Ned began to roll up the quilts, the corporal shouldered the basket containing the provisions, and Rodney led the way deeper into the woods, the soldiers coming next in line and Dick Graham bringing up the rear; and as he trudged along in silence he had much to say to himself. Was this Rodney Gray, who was risking so much to guide these ragged, foot-sore men to a place of safety, the same rabid Secessionist who once wanted to ride rough-shod over everybody who stood up for the Union; who had not scrupled to bring his own cousin into serious difficulty on account of his loyalty to the Old Flag; who applauded so lustily when the Mobile Register said that Northern soldiers were small-change knaves and vagrants who were fit for nothing but to be whipped by niggers; and who declared he would not pull off his gray suit until the South had gained her independence? We said that fifteen months' experience in the army of the Confederacy, which never kept a single one of the promises it made to those who enlisted under its banner, had opened Rodney Gray's eyes; and although he still believed in State Rights, he did not believe in fighting for a government that had deliberately gone to work to make conscripts of its volunteers. Nor did he longer believe that Northern men didn't know how to fight. The way they thrashed him and his comrades in Missouri proved that they did.

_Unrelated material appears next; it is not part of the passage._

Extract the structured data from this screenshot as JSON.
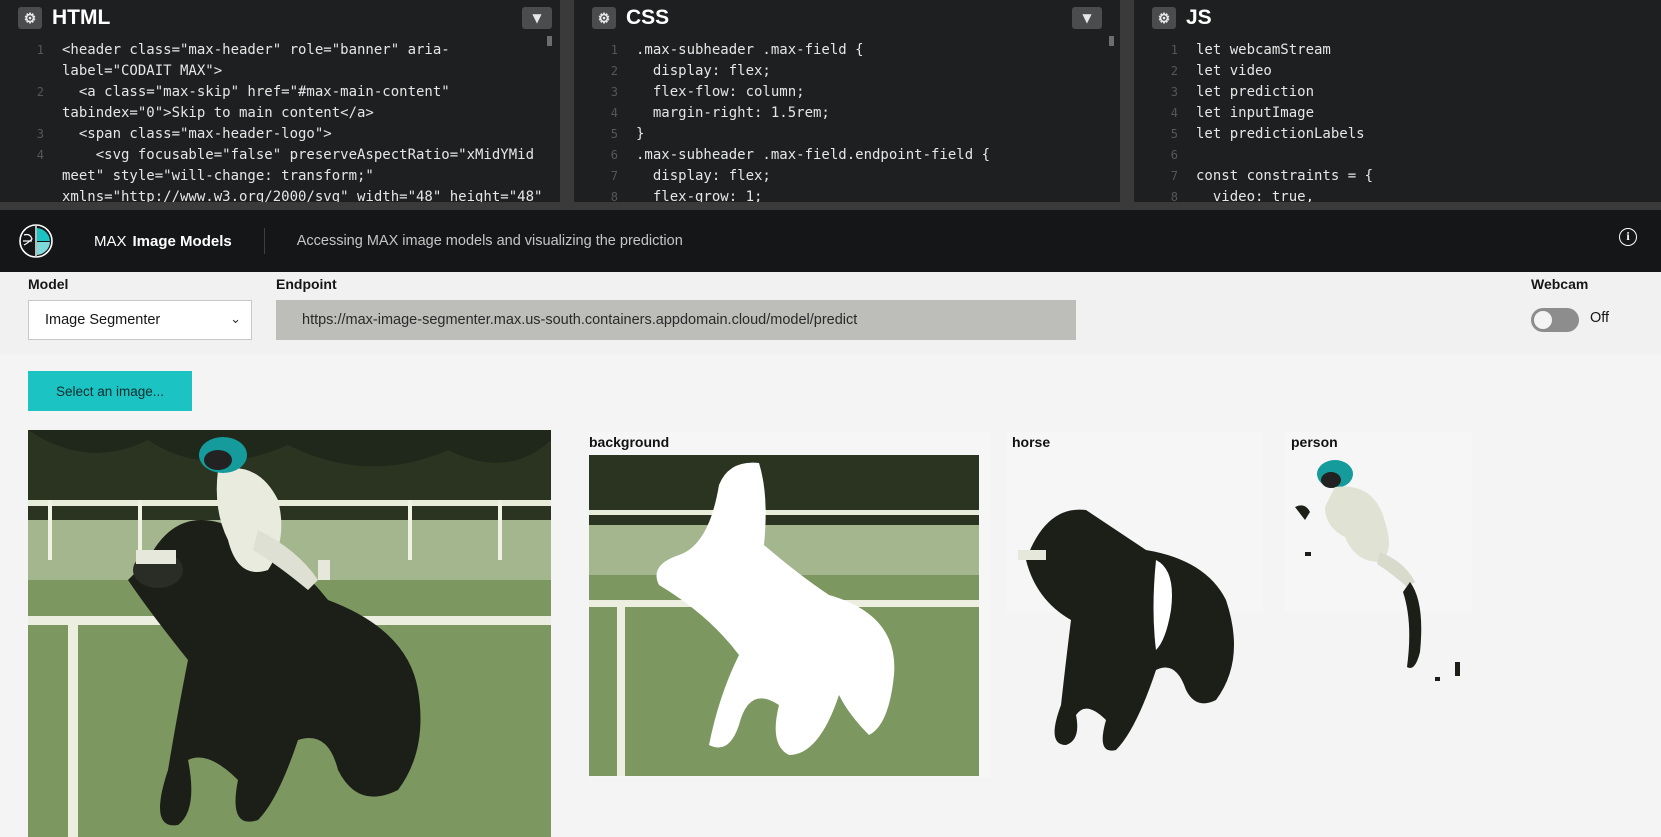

Dick Graham was like Marcy Gray, Rodney's cousin. He loved the Union and the flag that waved over it; but, unlike Marcy, he thought it his duty to stand by his State. When Van Dorn was whipped at Pea Ridge Dick Graham was willing to lay down his arms and give up the useless struggle; but the government at Richmond wouldn't let him. It made conscripts of him and all the other State men who had enlisted under Governor Jackson's proclamation, and ordered them across the Mississippi to join the Army of the Centre under Beauregard. Dick went because he could not help himself, and did his duty faithfully while he remained; but he had his discharge in his pocket now, and said there would have to be a marked change in his feelings before he would swear away his liberty again. There were many like him. He thought of all the men in his company and regiment with whom he had been on terms of intimacy, and could not name half a dozen who would have said a harsh word to Rodney Gray if they had known what he was doing at that moment. The most of them would have done the same thing and been glad of the chance.